PolskaJ.Kaczyński: decyzja o dymisji Urbańskiego należy do prezydenta

J.Kaczyński: decyzja o dymisji Urbańskiego należy do prezydenta

Prezes PiS Jarosław Kaczyński podkreślił, że decyzja, czy przyjąć dymisję szefa Kancelarii Prezydenta Andrzeja Urbańskiego, należy do prezydenta Lecha Kaczyńskiego. Prezes PiS zaznaczył też, że działalność gospodarcza Urbańskiego nie jest mu znana.

02.06.2006 16:45

W efekcie doniesień piątkowej "Rzeczpospolitej", która napisała o jego powiązaniach biznesowych z Ryszardem Nawratem, oskarżonym o korupcję prominentnym działaczem SLD z czasów rządu Leszka Millera, szef Kancelarii Prezydenta złożył dymisję.

Urbański podkreślił, że czuje się całkowicie niewinny, ale uważa, że do czasu wyjaśnienia sprawy nie może pełnić dotychczasowej funkcji. W najbliższych dniach prezydent ma podjąć decyzję, czy przyjąć dymisję szefa swojej Kancelarii.

"Rzeczpospolita" podała, że Urbański był w końcu lat 90. wspólnikiem oskarżonego o korupcję Ryszarda Nawrata, prominentnego działacza SLD z czasów rządu Leszka Millera. Z udziałów w firmie zrezygnował w 2001 roku, ale w dalszym ciągu funkcjonuje jako jej prezes w Krajowym Rejestrze Sądowym.

"To jest decyzja prezydenta, a nie moja" - odpowiedział J.Kaczyński, pytany, czy Lech Kaczyński powinien przyjąć dymisję Urbańskiego.

W ogóle działalność gospodarcza pana Urbańskiego nie jest mi znana, poza tym, co dziś przeczytałem w prasie. Pamiętam, że kiedyś był producentem telewizyjnym - dodał prezes PiS.

Dziennikarze pytali, czy J.Kaczyński widzi w tej sprawie coś niewłaściwego. W prowadzeniu działalności gospodarczej przez osobę, która była w polityce, a później z polityki odeszła, niczego niewłaściwego nie widzę. To nie jest tak, że ludzie którzy odeszli z polityki mają umierać z głodu w związku z tym. To wymaganie zbyt daleko idące - powiedział prezes PiS.
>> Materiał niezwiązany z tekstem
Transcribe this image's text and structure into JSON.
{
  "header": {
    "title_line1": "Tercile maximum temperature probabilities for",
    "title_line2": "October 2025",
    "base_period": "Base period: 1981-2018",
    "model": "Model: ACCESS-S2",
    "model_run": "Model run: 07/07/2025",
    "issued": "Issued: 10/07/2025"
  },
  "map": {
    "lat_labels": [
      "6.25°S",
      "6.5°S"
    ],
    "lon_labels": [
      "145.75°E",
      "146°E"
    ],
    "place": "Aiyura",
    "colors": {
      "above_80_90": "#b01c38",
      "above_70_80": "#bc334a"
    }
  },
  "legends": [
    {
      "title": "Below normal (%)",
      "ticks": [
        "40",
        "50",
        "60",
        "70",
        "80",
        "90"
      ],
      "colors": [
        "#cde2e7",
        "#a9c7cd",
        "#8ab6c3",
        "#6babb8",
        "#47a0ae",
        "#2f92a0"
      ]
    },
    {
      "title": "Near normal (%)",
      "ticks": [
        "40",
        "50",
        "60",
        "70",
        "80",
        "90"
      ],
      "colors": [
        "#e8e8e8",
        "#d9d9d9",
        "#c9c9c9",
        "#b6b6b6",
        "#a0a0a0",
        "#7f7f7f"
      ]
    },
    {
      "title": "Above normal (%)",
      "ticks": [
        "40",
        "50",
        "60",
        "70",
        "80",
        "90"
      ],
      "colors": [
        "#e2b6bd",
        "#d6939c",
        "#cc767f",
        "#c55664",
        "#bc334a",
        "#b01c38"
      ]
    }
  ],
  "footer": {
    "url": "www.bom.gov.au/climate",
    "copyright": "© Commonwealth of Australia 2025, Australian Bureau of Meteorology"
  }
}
J.Kaczyński zaznaczył, że "oczywiście nie wolno tego łączyć z działalnością publiczną.

Na pytanie, czy "błędy ministra" Urbańskiego są takie, że powinien odejść z zajmowanego stanowiska, szef PiS odparł: "nie chcę w tej chwili tego oceniać, ja mam dziś mnóstwo różnych spraw". Dodał też, że specjalnie tą sprawą się nie zajmował.

Dopytywany, jak ocenia to, że Urbański robił interesy z prominentnym politykiem SLD, odpowiedział: "Pan mnie pyta o wydarzenia sprzed lat".

Jeżeli Andrzej Urbański nie wiedział, z kim miał do czynienia w sensie moralnym czy prawnym, a sprawa dotyczyła okresu, kiedy nie był zaangażowany w politykę, to ja bym z tego kwestii nie robił - zaznaczył J.Kaczyński.